ドライバー優先のダイレクトな走りも披露する「GLA45S」
では、これを凌ぐGLA45Sとはいったいどんなモンスターなのだろうか? 超絶パフォーマンスを実現するあまり、恐ろしく扱いにくいモデルになっていたらイヤだなあと思いながら試乗を開始したところ、そんな不安を吹き飛ばす完成度の高いハンドリングに完全に打ちのめされた。
先に断っておくと、ワインディングロードを駆け抜ける際の絶対的なペースはGLA35とほぼ変わらない。しかも、サスペンションが極端に締め上げられている訳ではなく、基本的にはGLA35と同じように路面を滑らかにトレースしていくのだが、その際の足まわりの動きがさらにスムースで、質感の高さを満喫できるのだ。

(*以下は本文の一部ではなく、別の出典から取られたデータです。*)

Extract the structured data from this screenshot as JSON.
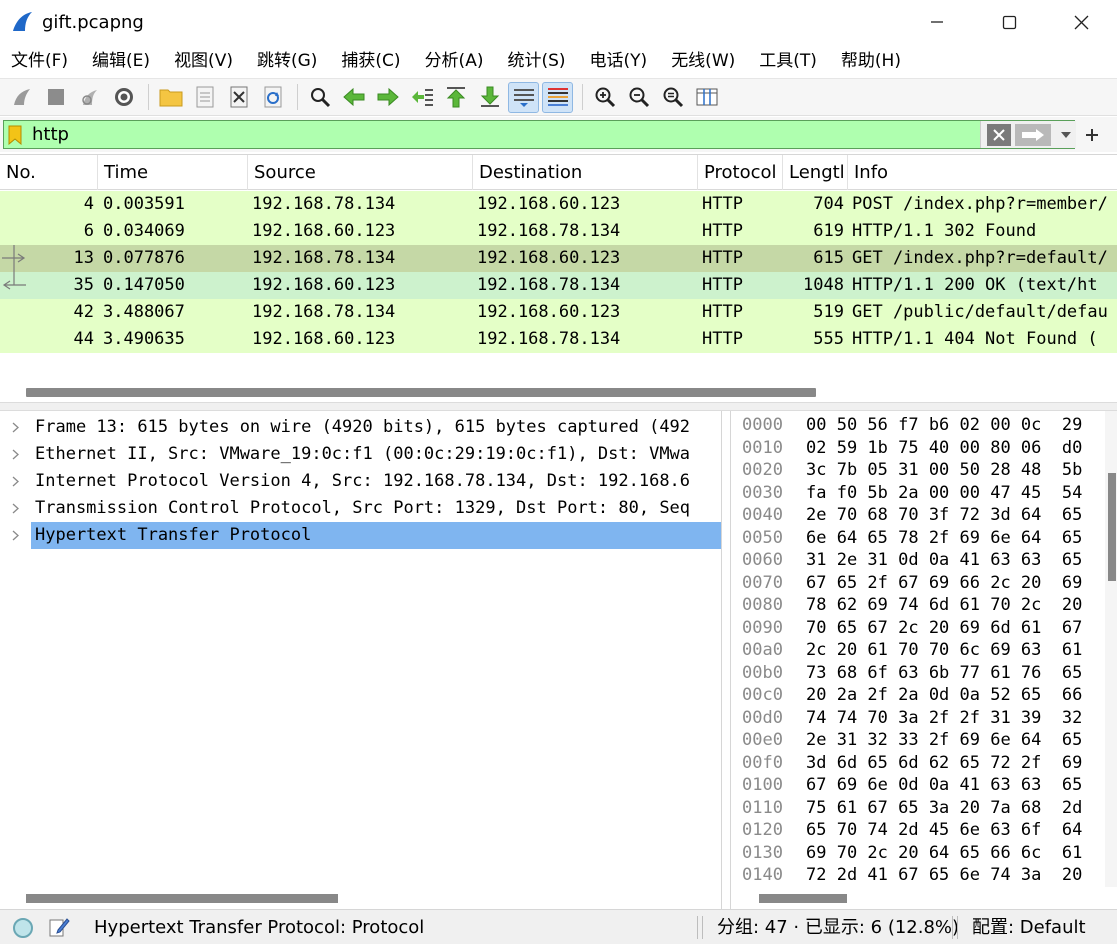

それとともに印象的だったのが、GLA35では数回感じたボトミングが完全に起こらなかったこと。この辺はサスペンション設定の妙味もさることながら、足まわりを中心とするボディ剛性が一段と引き上げられていることを予感させた。 エンジンのキャラクターも、こうした足まわりとよくマッチしていた。低中速域はあくまでもドライバビリティ優先の設定で扱い易い。
期待どおりのパワーとレスポンスを発揮するのだが、GLA35より500rpm高い7000rpmに設定されたレッドゾーンが近づいてくると、吹き上がりは一段と鋭さが増し、回転フィールもよりシャープになって刺激的なクライマックスを迎えるのだ。
しかも、AMGダイナミクス・セレクトをレースモードに切り替えると、それまでの安定しきっていたコーナリングフォームが一転、スロットル操作や路面の状況に連動してステアリング特性が微妙に変化する様子を如実に伝えるようになった。
おそらく、それまでコーナリングを影で支えていたスタビリティコントロールやトルクベクタリングの効果が弱まり、ドライバー自身がダイレクトにクルマをコントロールするモードに切り替わったのだろう。腕に自信のあるドライバーにとっては、じつに操り甲斐のある設定といえる。
高性能と快適性を両立するAMGの哲学をしっかり継承
繰り返しになるが、ワインディングロードの走りを楽しむだけならGLA35で十分以上だ。一方、GLA45Sはいたずらにパフォーマンスを高めて操りにくくするのではなく、ドライバーに対する間口を広くとったまま、クルマの質感を高めることでGLA35との差別化を図ったように思える。ただし、レースモードを選べばドライバーの腕が試されるAMGらしいキャラクターも残されている。
いずれにせよ、公道におけるドライバビリティや快適性が向上した新しいAMGの方向性には大賛成。これまで以上に多くのファンから支持されることは間違いないだろう。